In Part I, foundation information about Chronic Fatigue Syndrome (CFS) was introduced. In this column I will share more information about the athletes I interviewed, factors that contributed to each of them getting CFS, factors that contributed to the recovery process and summary tips to minimize your chances of getting CFS.
While there were many common threads in these stories, no two stories for getting CFS or for overcoming the disease were the same. Click on each athlete's initials for a more complete back story.
R.C. was the oldest of the athletes I interviewed and had the deepest history of dealing with CFS.
In September of his sophomore year of college, R.C. got sick. The first problem he found was through a blood test that determined his liver enzymes were out of tolerance. This was followed a month later by chicken pox and then mononucleosis. He didn't return to school or start racing again until the following spring.
In the winter of his junior year he was selected to the U.S. Olympic Training Center resident collegiate program. The summer between his junior and senior year he raced a lot and was flying on the bike. He was selected for the 1980 Olympic Long Team; however, that was the year the U.S. did not send a team to the Games.
The spring of the following year he was back home, going to school and riding fantastically with hopes of being on the national team. At the same time, however, he began to feel like something was wrong.
"School pressures, relationship stress, worry and performance anxiety did me in," he said. "I started feeling really bad. But oddly, I could still ride well. It wasn't until I felt terrible that I quit riding."

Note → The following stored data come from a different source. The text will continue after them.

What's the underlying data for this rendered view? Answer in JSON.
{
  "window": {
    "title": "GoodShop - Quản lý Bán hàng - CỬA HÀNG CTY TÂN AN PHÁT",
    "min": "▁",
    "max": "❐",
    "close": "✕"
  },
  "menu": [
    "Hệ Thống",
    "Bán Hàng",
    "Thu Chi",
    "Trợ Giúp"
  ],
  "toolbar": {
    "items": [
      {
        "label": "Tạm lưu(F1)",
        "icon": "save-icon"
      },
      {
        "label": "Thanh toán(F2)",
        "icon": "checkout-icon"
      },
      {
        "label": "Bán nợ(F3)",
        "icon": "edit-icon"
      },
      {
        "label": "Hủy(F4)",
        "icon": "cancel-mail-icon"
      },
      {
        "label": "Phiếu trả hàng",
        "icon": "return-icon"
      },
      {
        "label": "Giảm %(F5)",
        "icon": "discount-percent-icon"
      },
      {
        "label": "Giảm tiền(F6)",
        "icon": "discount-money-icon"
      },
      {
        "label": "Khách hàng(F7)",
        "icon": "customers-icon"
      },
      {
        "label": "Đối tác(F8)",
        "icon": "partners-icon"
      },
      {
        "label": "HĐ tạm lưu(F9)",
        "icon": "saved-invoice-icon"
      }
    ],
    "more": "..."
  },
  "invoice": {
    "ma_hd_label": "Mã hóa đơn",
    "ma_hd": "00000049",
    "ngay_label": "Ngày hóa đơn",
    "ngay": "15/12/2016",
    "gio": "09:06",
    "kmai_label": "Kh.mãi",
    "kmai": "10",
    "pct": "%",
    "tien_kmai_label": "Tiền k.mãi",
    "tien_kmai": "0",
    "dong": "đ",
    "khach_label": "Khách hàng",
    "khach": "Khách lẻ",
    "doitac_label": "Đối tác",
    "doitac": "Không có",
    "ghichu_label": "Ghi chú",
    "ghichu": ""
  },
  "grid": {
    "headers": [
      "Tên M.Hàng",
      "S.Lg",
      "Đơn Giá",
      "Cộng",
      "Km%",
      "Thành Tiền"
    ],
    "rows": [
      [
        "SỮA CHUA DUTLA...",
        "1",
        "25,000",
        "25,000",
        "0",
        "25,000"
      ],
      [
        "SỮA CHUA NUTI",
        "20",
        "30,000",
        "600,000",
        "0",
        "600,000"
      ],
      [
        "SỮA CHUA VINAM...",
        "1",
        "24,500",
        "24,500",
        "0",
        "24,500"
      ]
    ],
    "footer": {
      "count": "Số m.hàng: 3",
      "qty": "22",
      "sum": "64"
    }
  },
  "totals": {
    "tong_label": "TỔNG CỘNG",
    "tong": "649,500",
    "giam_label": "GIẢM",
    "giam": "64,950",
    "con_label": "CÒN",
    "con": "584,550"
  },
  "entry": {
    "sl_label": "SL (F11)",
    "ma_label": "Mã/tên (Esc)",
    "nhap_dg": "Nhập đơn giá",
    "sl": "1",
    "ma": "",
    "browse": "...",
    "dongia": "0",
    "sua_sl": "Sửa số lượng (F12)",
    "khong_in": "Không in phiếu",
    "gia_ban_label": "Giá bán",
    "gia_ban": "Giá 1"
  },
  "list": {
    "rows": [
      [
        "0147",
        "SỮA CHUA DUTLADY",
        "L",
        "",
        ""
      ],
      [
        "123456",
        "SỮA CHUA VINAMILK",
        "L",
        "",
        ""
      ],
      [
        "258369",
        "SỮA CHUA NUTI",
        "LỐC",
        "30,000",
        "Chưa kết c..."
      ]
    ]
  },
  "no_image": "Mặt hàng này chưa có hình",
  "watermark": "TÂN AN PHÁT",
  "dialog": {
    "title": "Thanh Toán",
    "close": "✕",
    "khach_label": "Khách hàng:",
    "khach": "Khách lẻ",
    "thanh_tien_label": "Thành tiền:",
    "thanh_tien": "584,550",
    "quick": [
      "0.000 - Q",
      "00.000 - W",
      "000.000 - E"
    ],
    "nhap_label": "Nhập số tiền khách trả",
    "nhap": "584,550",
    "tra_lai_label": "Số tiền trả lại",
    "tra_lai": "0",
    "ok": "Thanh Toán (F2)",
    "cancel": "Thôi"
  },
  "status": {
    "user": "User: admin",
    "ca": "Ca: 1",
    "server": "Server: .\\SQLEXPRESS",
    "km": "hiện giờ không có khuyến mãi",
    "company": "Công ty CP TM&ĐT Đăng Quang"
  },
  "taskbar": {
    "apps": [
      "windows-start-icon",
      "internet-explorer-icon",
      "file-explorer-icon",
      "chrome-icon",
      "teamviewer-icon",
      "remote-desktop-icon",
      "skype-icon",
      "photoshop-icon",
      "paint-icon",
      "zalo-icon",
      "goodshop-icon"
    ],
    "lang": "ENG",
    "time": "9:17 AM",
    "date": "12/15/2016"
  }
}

A doctor misdiagnosed him with blood pressure problems. He worked for an entire year to rest and get healthy again. A full eight years after his freshman year of college, he was flying on the bike again; but he started to feel that old sickness creep back.

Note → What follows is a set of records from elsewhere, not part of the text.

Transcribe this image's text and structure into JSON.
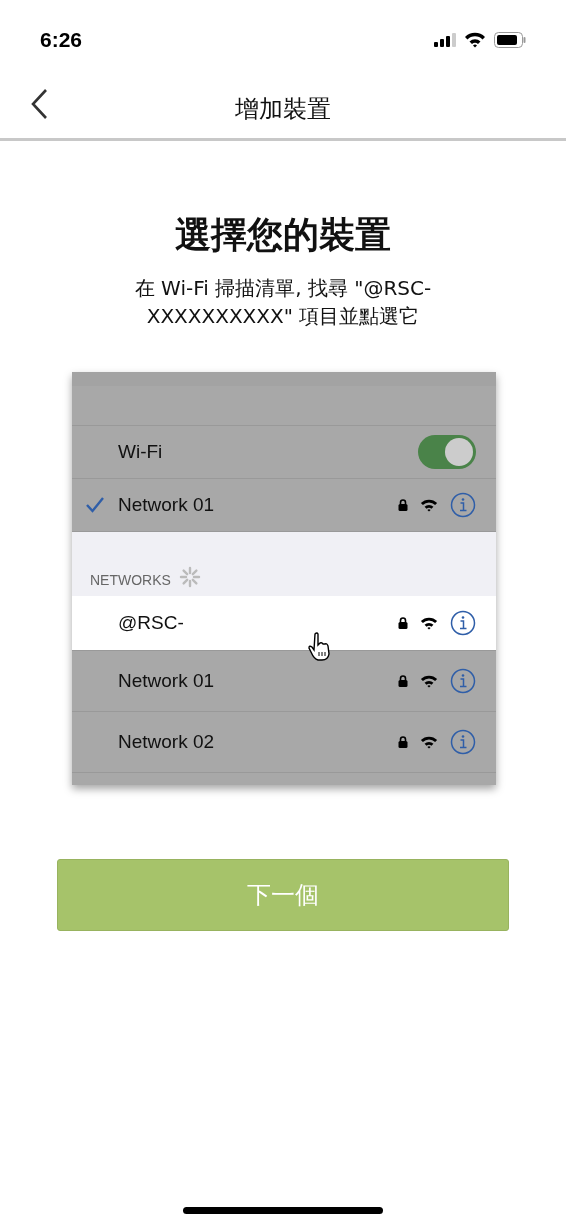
{
  "status_bar": {
    "time": "6:26"
  },
  "header": {
    "title": "增加裝置"
  },
  "heading": "選擇您的裝置",
  "instructions": "在 Wi-Fi 掃描清單, 找尋 \"@RSC-XXXXXXXXXX\" 項目並點選它",
  "illustration": {
    "wifi_label": "Wi-Fi",
    "wifi_on": true,
    "connected": {
      "name": "Network 01",
      "checked": true
    },
    "section_label": "NETWORKS",
    "networks": [
      {
        "name": "@RSC-",
        "highlighted": true
      },
      {
        "name": "Network 01",
        "highlighted": false
      },
      {
        "name": "Network 02",
        "highlighted": false
      }
    ]
  },
  "next_button": "下一個"
}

He said, "I felt the way you feel when you're just about to get the flu or a cold. No energy, weak, tired and just sick. But the feeling lingers and just won't go away...for weeks and weeks on end."
After a battery of tests from a general practitioner, he was finally diagnosed with Chronic Fatigue Syndrome. The doctor put him on an antiviral medication, Zovorix. He began to feel better, but it would be two years before he felt good on the bike again.
He rode consistently well for seven years, then began to feel unstable again. He returned to taking Zovorix, but this time there were no positive results.
Another four years of struggling to get healthy produced limited results. After extensive testing to eliminate a battery of illnesses, he was diagnosed with CFS for a second time. An immunologist suggested he work to rebuild his immune system with healthy foods and acupuncture.
It took two years for him to get healthy again.
In reflection, he commented that when outside stresses began to pile up, he didn't change his riding. He didn't reduce intensity or volume and that was a mistake. Relationship issues were major stressors for him; however, because he was riding well, he didn't feel like he needed to change anything about the bike.
Additionally, he is now aware of how riding the bike in extremely windy, wet and cold conditions further stresses his body. In the past, no weather condition would keep him off the bike. Now he knows staying off the bike on some days will keep him healthy for the long haul.
The similarities between H.A. and R.C. include going to college in a tough study program and also being a very gifted cyclist. She was invited to be a resident at the Olympic Training Center (OTC). While at the OTC, she got pneumonia. Unfortunately, she was misdiagnosed and continued to train at a high level for two weeks—digging a deeper hole—before a proper diagnosis was given.
After treating the pneumonia, she tried for the next eight months to train, but she was just tired all the time. She described the same tired and low-level sickness feeling that R.C. described.
After contracting pneumonia again, she started napping, and napping turned into sleeping some 18 to 20 hours per day, literally. She didn't remember what it felt like to not feel tired.